Il s’agit d’un domaine où on ne peut pas forcer la main. A la base de cette vision du monde, se trouve la volonté des hommes. Cela doit être un élan du cœur. En Israël et en France, on trouve des Rabbins qui poursuivent ce chemin et on peut dire qu’à leur échelle, il rencontre un certain succès. Au niveau des fidèles des différentes communautés aussi, sur le terrain, on peut constater le développement de ce dialogue qui ne peut qu’être positif pour nous tous.

Pour ma part, les liens que j’ai noués à l’époque où j’étais en activité, ne se sont jamais défaits. L’arabe étant ma langue maternelle, j’entretenais des relations avec les dignitaires du monde musulman. Il y quelques jours, j’ai reçu les vœux du Prince Hassan, qui était vice-roi de Jordanie. Je suis aussi resté ami avec Jean-Paul II. J’ai fait partie des Rabbins qui l’ont accompagné au Kotel.

Avec le recul que vous avez aujourd’hui, pensez-vous que ce dialogue a porté ses fruits?

Nous sommes encore, malheureusement, dans une période de guerre et de haine. Mais je suis convaincu que Dieu nous enverra le bonheur suprême, c’est-à-dire, la paix. Je reste optimiste.

Quel lien aviez-vous avec Israël avant votre alya?

Déjà en Algérie, j’appartenais au Bné Akiva et je militais pour Israël. Je l’ai toujours porté dans mes pensées et dans mes actes lorsque j’exerçais mes différentes fonctions. Mon fils Gabriel a voulu faire sa bar mitsva au Kotel. A la fin de la cérémonie, il nous a annoncé qu’il ne rentrerait pas en France. Ses deux sœurs l’ont suivi peu de temps après. Pour ma part, j’avais des responsabilités et dès que j’ai pris ma retraite, après 62 ans de vie rabbinique en France, nous nous sommes installés à Jérusalem avec mon épouse.

Quelle a été votre réaction lorsque vous avez appris que vous étiez le lauréat 2019 du prix israélien pour l’éducation toranique en Diaspora ?

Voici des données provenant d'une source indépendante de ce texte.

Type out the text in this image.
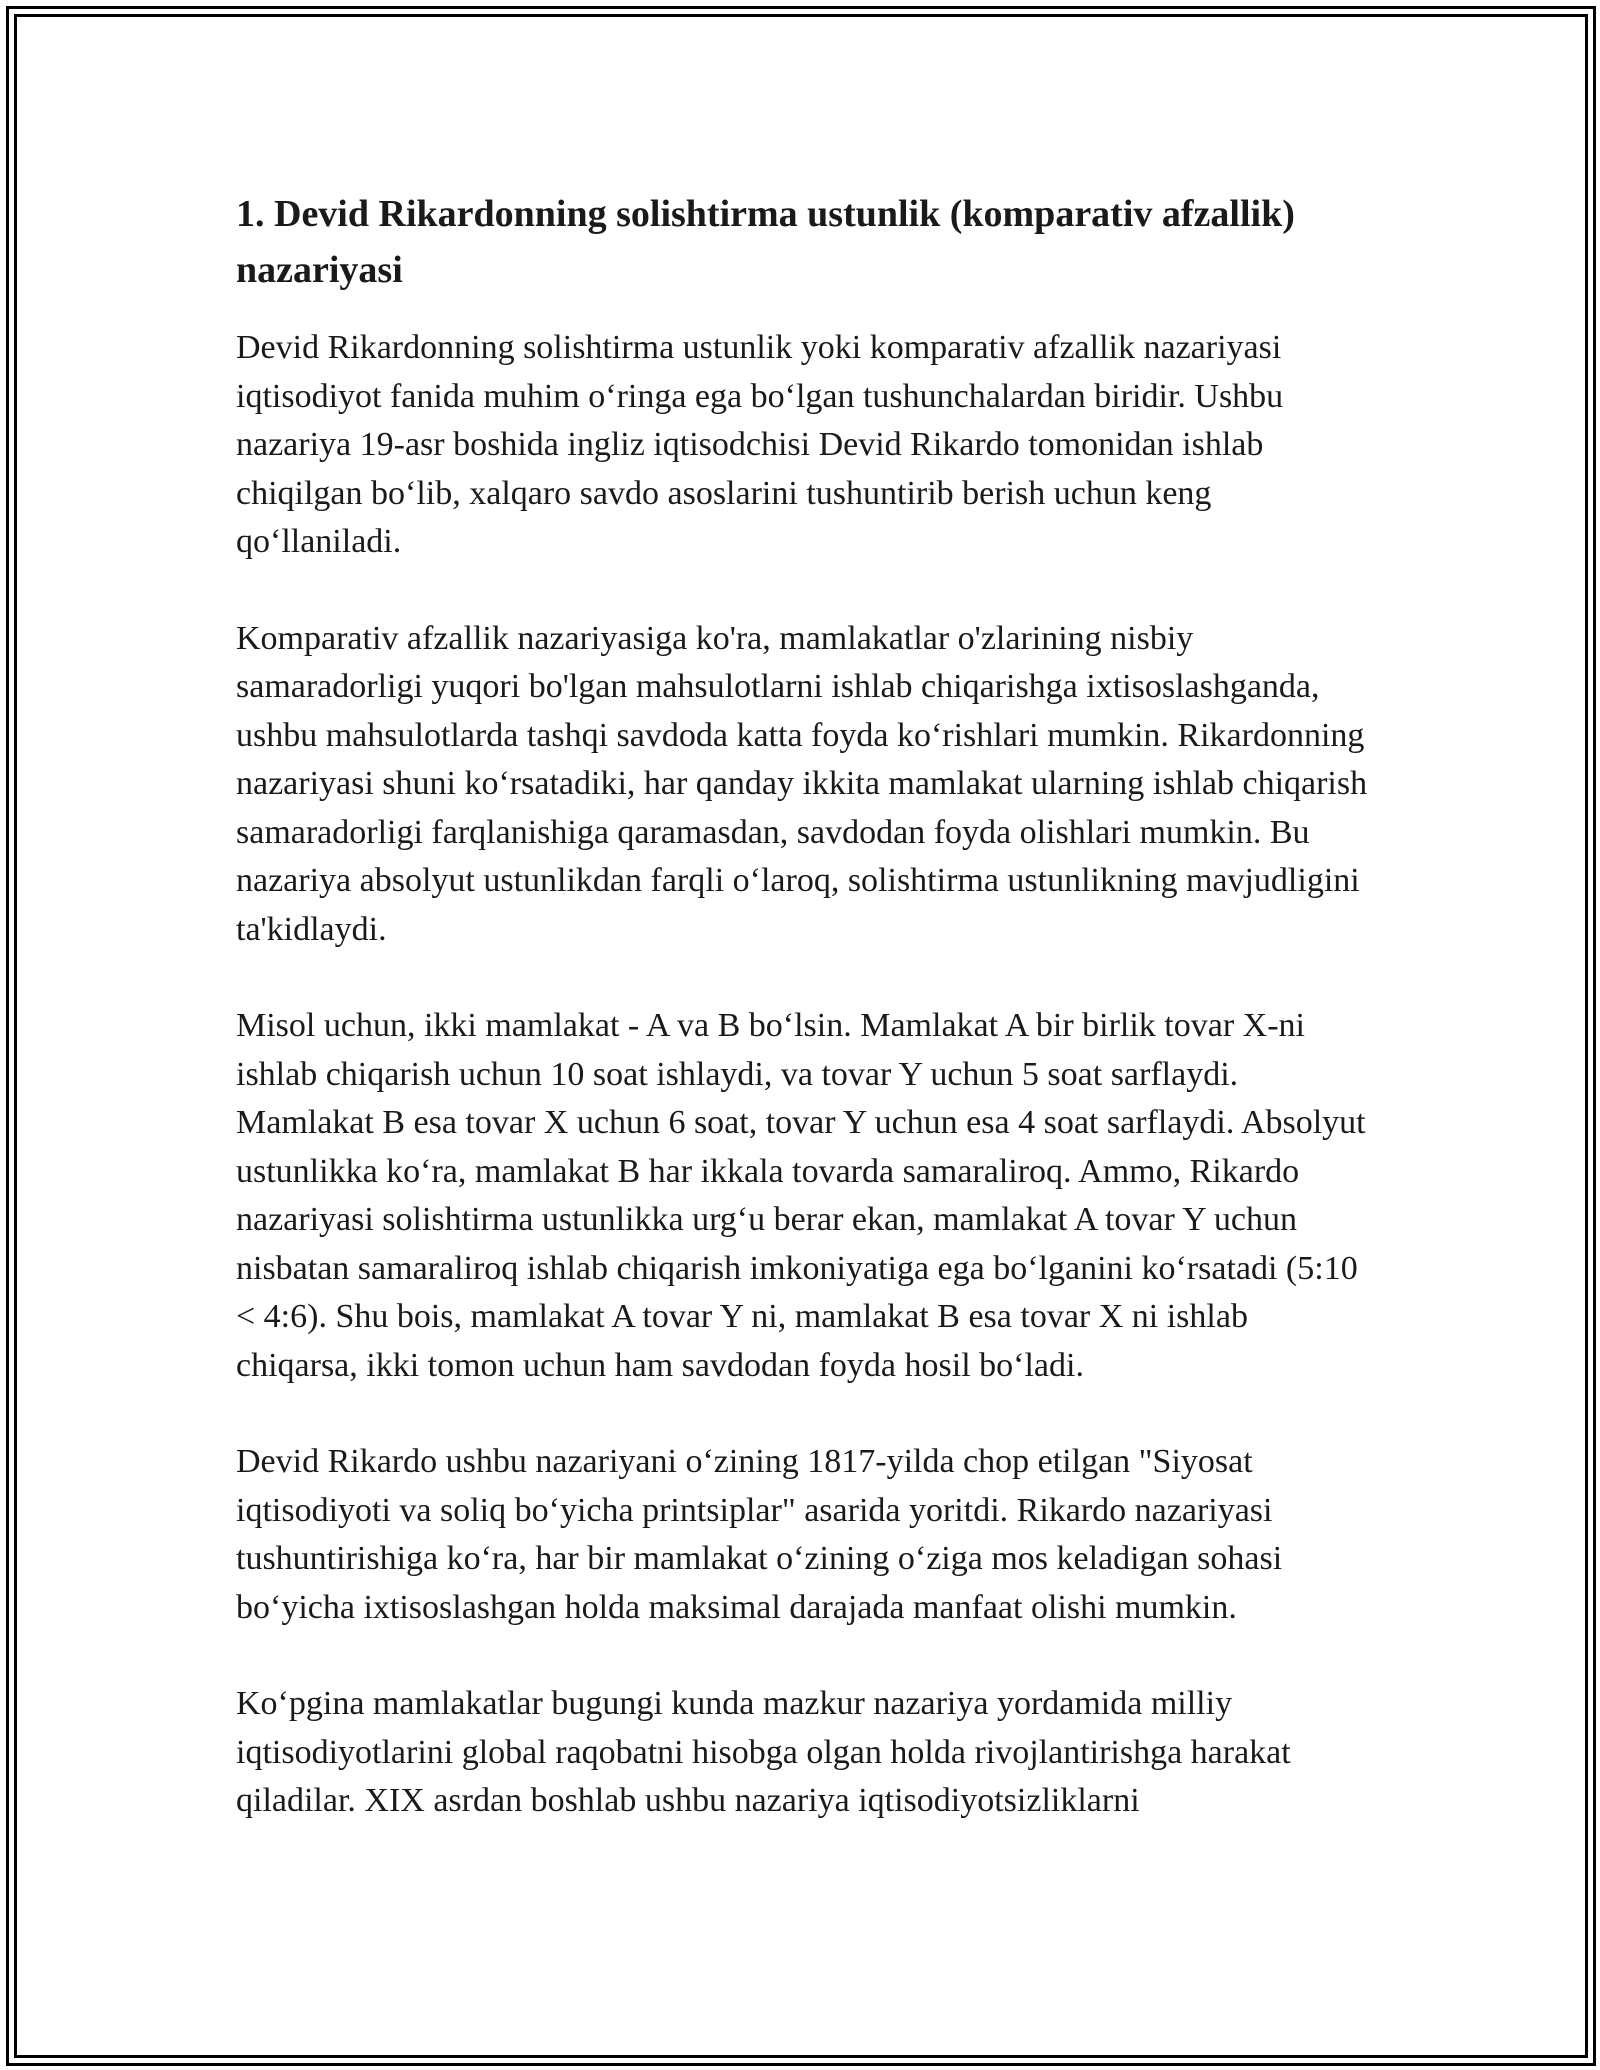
1. Devid Rikardonning solishtirma ustunlik (komparativ afzallik) nazariyasi

Devid Rikardonning solishtirma ustunlik yoki komparativ afzallik nazariyasi iqtisodiyot fanida muhim o‘ringa ega bo‘lgan tushunchalardan biridir. Ushbu nazariya 19-asr boshida ingliz iqtisodchisi Devid Rikardo tomonidan ishlab chiqilgan bo‘lib, xalqaro savdo asoslarini tushuntirib berish uchun keng qo‘llaniladi.

Komparativ afzallik nazariyasiga ko'ra, mamlakatlar o'zlarining nisbiy samaradorligi yuqori bo'lgan mahsulotlarni ishlab chiqarishga ixtisoslashganda, ushbu mahsulotlarda tashqi savdoda katta foyda ko‘rishlari mumkin. Rikardonning nazariyasi shuni ko‘rsatadiki, har qanday ikkita mamlakat ularning ishlab chiqarish samaradorligi farqlanishiga qaramasdan, savdodan foyda olishlari mumkin. Bu nazariya absolyut ustunlikdan farqli o‘laroq, solishtirma ustunlikning mavjudligini ta'kidlaydi.

Misol uchun, ikki mamlakat - A va B bo‘lsin. Mamlakat A bir birlik tovar X-ni ishlab chiqarish uchun 10 soat ishlaydi, va tovar Y uchun 5 soat sarflaydi. Mamlakat B esa tovar X uchun 6 soat, tovar Y uchun esa 4 soat sarflaydi. Absolyut ustunlikka ko‘ra, mamlakat B har ikkala tovarda samaraliroq. Ammo, Rikardo nazariyasi solishtirma ustunlikka urg‘u berar ekan, mamlakat A tovar Y uchun nisbatan samaraliroq ishlab chiqarish imkoniyatiga ega bo‘lganini ko‘rsatadi (5:10 < 4:6). Shu bois, mamlakat A tovar Y ni, mamlakat B esa tovar X ni ishlab chiqarsa, ikki tomon uchun ham savdodan foyda hosil bo‘ladi.

Devid Rikardo ushbu nazariyani o‘zining 1817-yilda chop etilgan "Siyosat iqtisodiyoti va soliq bo‘yicha printsiplar" asarida yoritdi. Rikardo nazariyasi tushuntirishiga ko‘ra, har bir mamlakat o‘zining o‘ziga mos keladigan sohasi bo‘yicha ixtisoslashgan holda maksimal darajada manfaat olishi mumkin.

Ko‘pgina mamlakatlar bugungi kunda mazkur nazariya yordamida milliy iqtisodiyotlarini global raqobatni hisobga olgan holda rivojlantirishga harakat qiladilar. XIX asrdan boshlab ushbu nazariya iqtisodiyotsizliklarni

J’ai été surpris et très ému. Cela fait maintenant plusieurs années que j’ai cessé toutes mes activités, je ne m’y attendais plus. C’est un grand honneur pour moi.

Quel message souhaiteriez-vous transmettre à la communauté juive aujourd’hui et aux futures générations ?

J’espère que les contacts entre les communautés juives de Diaspora et celle d’Israël continueront à se développer ainsi que les contacts entre les religions. Je prie pour que Dieu nous envoie le Machiah qui nous apportera la paix et la fraternité totales.